To a kingdom which actually has a fair few intriguing details outside the normal playing field. For instance, there’s this tiny ledge you can somehow stand on by the edge of a cliff:

Tiny Ledge

No, it’s never used, and yes, it really is about two pixels in size. In fact, it’s so ridiculously small than the game physically cannot place Mario back on it properly if he falls off, leading to an endless death cycle in Assist Mode (at least till the plumber’s health runs out).

And that’s not the only odd area with collision that makes no sense. No, the rocks underneath the church also have collision detection too.

On A Rock In Space

Again, they’re never seen by the player, never used by the player and have no reason to be there at all, yet they’re fully modelled and act like platforms. Seems like someone at Nintendo had plans for them at one point in time!

Mushroom Kingdom

Onto the bonus/postgame kingdoms now though. And where the Mushroom Kingdom is concerned, there’s really not too much to see here.

That said, it does have some interesting little extras you may not have noticed. Like how a couple of rocket flowers can take you straight over the level’s death barrier:

Huh, guess these things have some neat uses after all!

Dark Side

As for the Dark Side of the Moon… well it’s got the most interesting collision bug of the lot. Just fall off the cliff by the pole…

Then magically watch Mario grab onto an invisible pole and climb into a supposedly solid wall.
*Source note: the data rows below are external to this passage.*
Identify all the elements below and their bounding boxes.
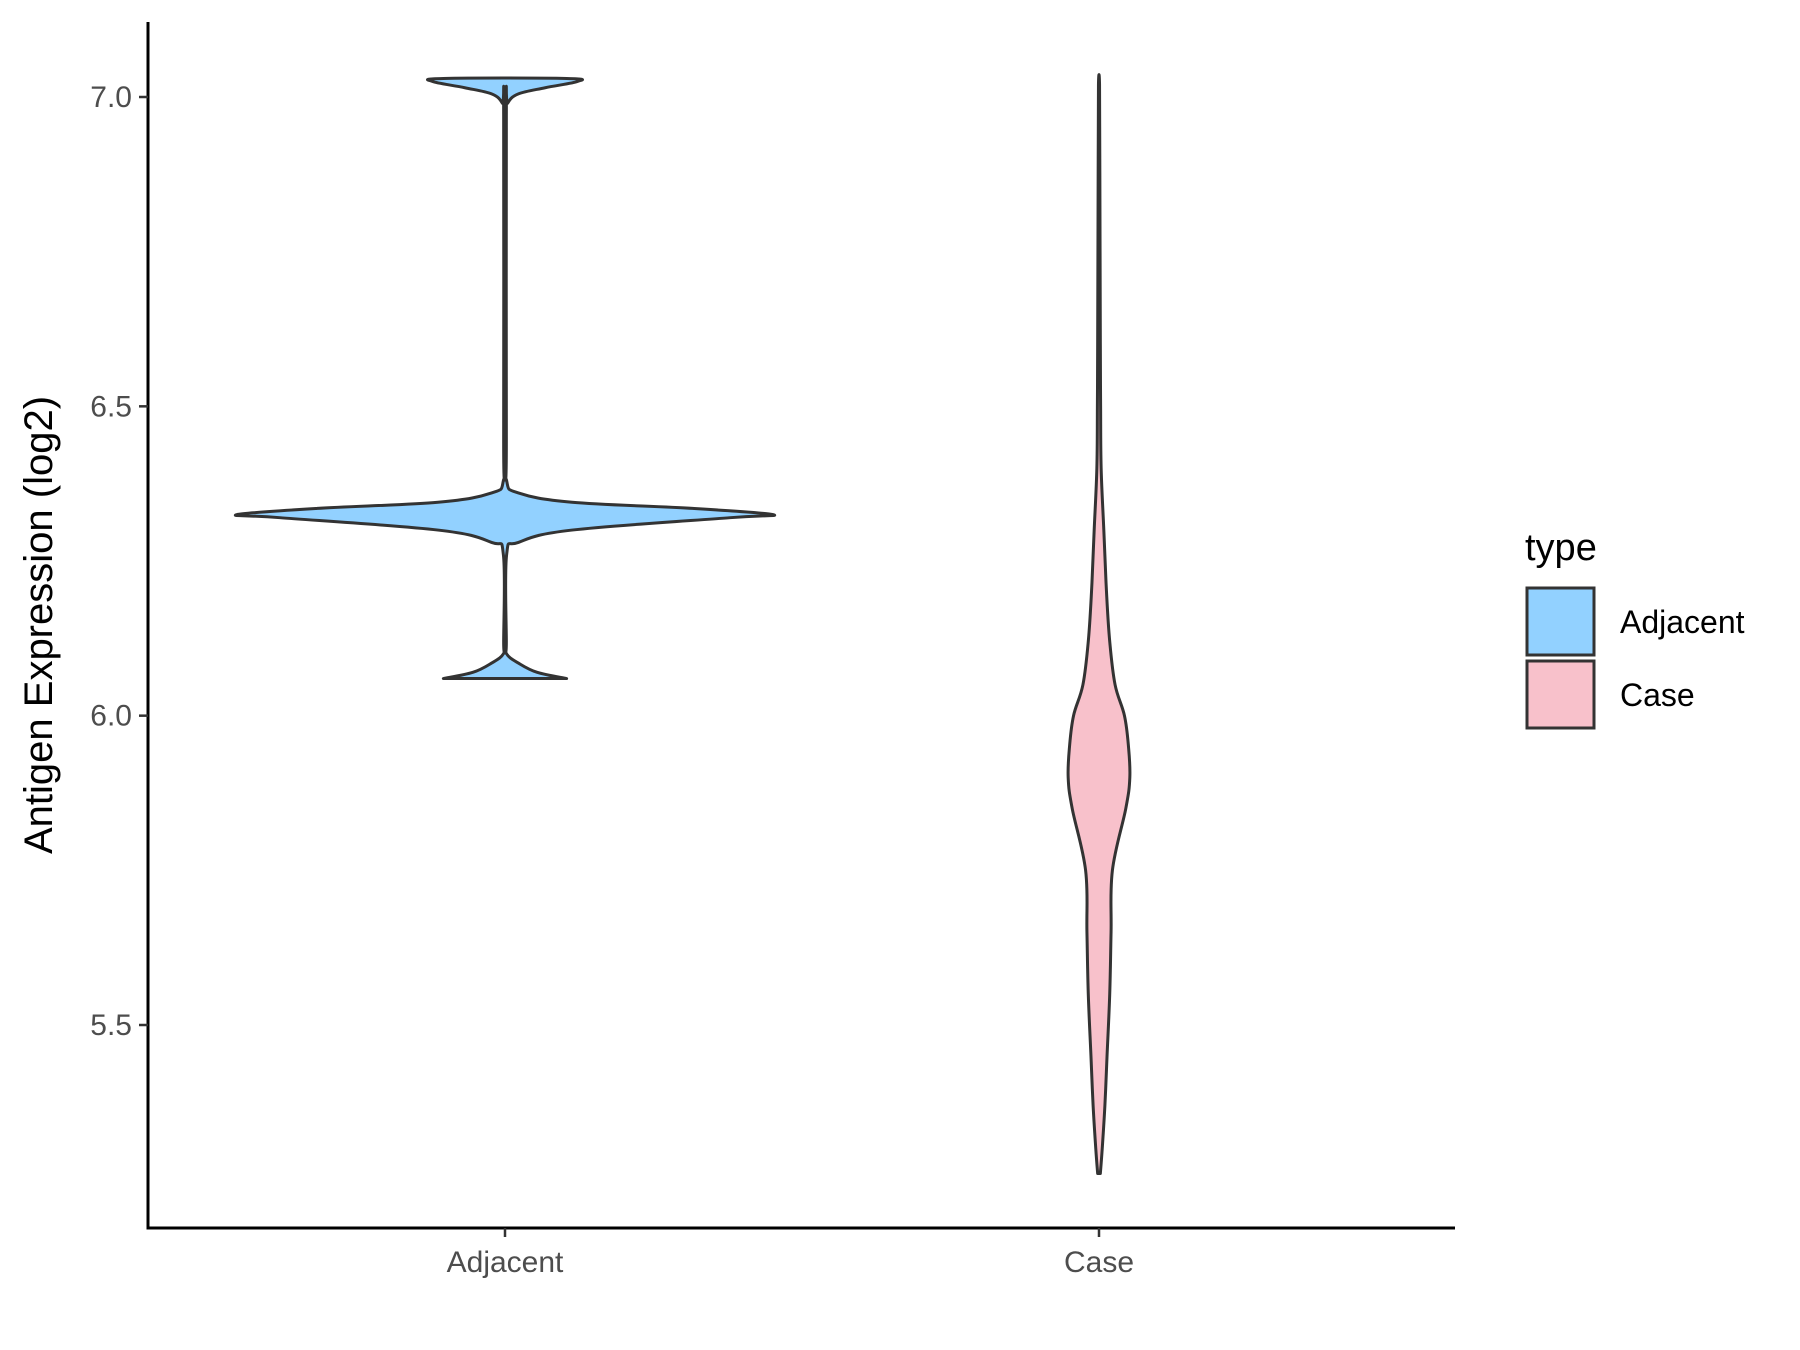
x-tick-label: Case	[1064, 1246, 1134, 1279]
y-tick-label: 7.0	[90, 81, 132, 114]
y-tick-label: 6.5	[90, 390, 132, 423]
legend-label-adjacent: Adjacent	[1620, 604, 1745, 640]
y-tick-label: 6.0	[90, 700, 132, 733]
plot-area	[233, 73, 1132, 1175]
x-tick-label: Adjacent	[447, 1246, 564, 1279]
legend-title: type	[1525, 527, 1597, 569]
x-axis-ticks: Adjacent Case	[447, 1228, 1134, 1279]
violin-case	[1066, 73, 1132, 1175]
legend-label-case: Case	[1620, 677, 1695, 713]
legend-key-adjacent	[1525, 586, 1596, 657]
legend: type Adjacent Case	[1525, 527, 1745, 730]
legend-key-case	[1525, 659, 1596, 730]
violin-adjacent	[233, 76, 777, 681]
y-axis-ticks: 5.5 6.0 6.5 7.0	[90, 81, 148, 1042]
y-axis-title: Antigen Expression (log2)	[17, 396, 61, 854]
y-tick-label: 5.5	[90, 1009, 132, 1042]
It’s a very simple bug which also proves that the collision for certain objects goes well beyond their graphics. Seriously, Mario’s not even holding the pole in this picture!

Hanging in the Air

It’s pretty crazy.

Darker Side

As is the setup for the Darker Side in general. You see, the start and end of the level are clearly connected, and the music in each is different.

Which may make you wonder how exactly Nintendo pulled that off. Well the simple truth is ‘with an invisible area detector which changes the music’. This means that if you skip the whole level (like with the patched frog glitch), the song changes midway across the void, in perhaps the most awkward way imaginable:

It’s like walking out of the liveliest party ever into a tragic movie scene. Jarring, yet amusing in its own way.

And that jarringness kind of summarises Super Mario Odyssey when you do these glitches. You’ve got the places where Nintendo put tons more effort than needed into areas the player would never reach, and then they’re right next to others where the background and effects just cut off where you’d imagine they would. It’s like each kingdom was built in its own way, created in a silo separated from the rest of the game and slotted into the adventure later in development.

But you know what? That’s a good thing here. It’s the games which you don’t know what to expect which are the most enjoyable, and Super Mario Odyssey is a shining example of it all the same.

So yeah, that’s it for now. What did you think of it all? Did you learn anything interesting about what happens outside the worlds of Super Mario Odyssey? Do you feel this game could even more interesting to look at when people like Shesez get free camera control for the title?